Nagavciuc et al. [30] performed a comparative study of δ13C and δ18O values of cellulose extracted from decayed and non-decayed wood samples of Swiss stone pine (Pinus cembra) trees. Values between 0.5 and 1.6‰ were recorded for δ13C values of cellulose extracted from intra-rings (around the circumference of a single ring) and between 2 and 4.7‰ for inter-trees (non-decayed wood). Simultaneously, the δ18O values were 0.1 and 0.5‰ for intra-ring cellulose and 1.1 and 2.3‰ for inter-tree. The study concluded that the decayed wood could be used for isotopic paleoclimate research, since the differences of δ18O and δ13C values between decayed and non-decayed wood were smaller than the variation among different trees from the same site.

4. Research Trends Regarding Isotope Ratios of Hydrogen, Carbon, and Oxygen in Tree Rings

The greater understanding of the underlying physiological and biochemical processes responsible for wood isotopic ratios, as observed, has undoubtedly resulted in increased usage of wood isotopic fingerprints throughout terrestrial biomes and in a variety of associated fields in recent years.
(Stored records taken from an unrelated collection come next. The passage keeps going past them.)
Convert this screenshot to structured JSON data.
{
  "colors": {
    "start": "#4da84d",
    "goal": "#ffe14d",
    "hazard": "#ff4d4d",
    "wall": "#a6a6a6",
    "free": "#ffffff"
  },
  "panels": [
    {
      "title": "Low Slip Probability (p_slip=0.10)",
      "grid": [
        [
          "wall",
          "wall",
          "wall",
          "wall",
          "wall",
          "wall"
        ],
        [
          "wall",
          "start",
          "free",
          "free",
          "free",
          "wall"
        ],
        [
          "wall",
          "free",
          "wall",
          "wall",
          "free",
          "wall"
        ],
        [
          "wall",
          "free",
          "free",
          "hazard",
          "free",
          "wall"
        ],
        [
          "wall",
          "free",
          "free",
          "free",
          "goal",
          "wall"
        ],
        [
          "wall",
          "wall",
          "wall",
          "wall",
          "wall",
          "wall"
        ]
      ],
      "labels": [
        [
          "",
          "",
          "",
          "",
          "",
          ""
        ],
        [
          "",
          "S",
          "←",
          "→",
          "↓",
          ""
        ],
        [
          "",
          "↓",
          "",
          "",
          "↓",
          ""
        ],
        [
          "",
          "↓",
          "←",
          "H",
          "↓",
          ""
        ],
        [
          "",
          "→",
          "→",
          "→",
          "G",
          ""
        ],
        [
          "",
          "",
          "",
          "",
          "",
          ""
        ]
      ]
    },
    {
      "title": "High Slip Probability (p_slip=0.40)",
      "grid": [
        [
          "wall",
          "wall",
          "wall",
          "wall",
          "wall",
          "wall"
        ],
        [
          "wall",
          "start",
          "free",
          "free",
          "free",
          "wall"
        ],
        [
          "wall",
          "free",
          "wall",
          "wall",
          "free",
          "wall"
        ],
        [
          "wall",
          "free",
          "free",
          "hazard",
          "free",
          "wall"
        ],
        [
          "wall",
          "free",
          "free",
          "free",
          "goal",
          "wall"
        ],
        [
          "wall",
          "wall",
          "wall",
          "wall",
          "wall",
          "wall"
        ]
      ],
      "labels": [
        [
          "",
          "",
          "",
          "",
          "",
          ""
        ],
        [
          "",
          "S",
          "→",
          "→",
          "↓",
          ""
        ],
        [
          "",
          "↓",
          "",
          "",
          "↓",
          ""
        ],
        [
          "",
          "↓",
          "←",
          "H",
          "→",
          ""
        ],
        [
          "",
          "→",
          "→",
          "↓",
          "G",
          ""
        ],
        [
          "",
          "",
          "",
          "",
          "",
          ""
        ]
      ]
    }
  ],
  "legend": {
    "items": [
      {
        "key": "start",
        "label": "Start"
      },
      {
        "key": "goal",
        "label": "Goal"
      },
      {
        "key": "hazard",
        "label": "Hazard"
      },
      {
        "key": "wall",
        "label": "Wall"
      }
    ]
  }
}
A clear demonstration of this is supported by the temporal distribution and exponential growth of the total number of research articles recovered from the Scopus database that matched the keywords “tree rings” AND “stable isotopes”, summing up about 550 papers for 13C, 348 for 18O, and 46 for 2H, for works published up until November 2021 and that were published in peer-reviewed journals (Figure 5). Among the most common subject area of stable isotopes in tree rings are forestry and ecology (which account for 45% of published studies), climatology (approximately 34%), and other fields such as archaeology or hydrology (22%).

Figure 5

Search results for (“tree rings” AND “stable isotopes”) in the title, abstract, or keywords of scientific literature that were produced from a search for the subject area’s scholarly output that was published. Even though the first study on the subject was published in 1954 [77], we focused on representing the fact that the interest in the area has risen dramatically since the 2000s. (a) scope of the study; (b) investigated element. Source: Scopus (accessed on 11 September 2021).

More than 85% of stable isotopes pattern in tree rings papers were represented by original research articles published in peer-reviewed journals, with review articles and conference proceedings accounting for 12%, and book chapters/books accounting for 3%. Hydroclimate proxies’ variation, age trends, abiotic factor influence on tree resistance, recovery, resilience and growth, and different tree species physiology were all important facets of this domain. A trend depicted by the increase in popularity during the last four years was that stable isotope techniques were emerging in climate change, which currently represent a top subject. Stable isotopes models maintain the well-known stability of large-scale geographical patterns of change over a transient experiment, supporting pattern scaling to reflect changes across time and different situations.

5. Conclusions

This review is presenting a comprehensive study on isotopic investigation of cellulose extracted from tree rings and its potential application in elucidating climate changes. While the role of δ13C and δ18O values in investigating the climate changes is relatively established, the role of δ2H values is yet to be elucidated. Observing that tree ring components have distinct isotopic ratios, most studies have focused on single components, most commonly cellulose, and isotope proxies (usually carbon or oxygen). The isotope fingerprint of cellulose is typically regarded to be the most relevant marker of environmental knowledge during tree growth, since there is no material transfer and no additional fractionation. Since the physiological process that leads to fractionation differs significantly between isotopes, a multi-proxy strategy based on the three primary isotopes and a variety of components appears to be the most effective method for enhancing climate reconstruction research.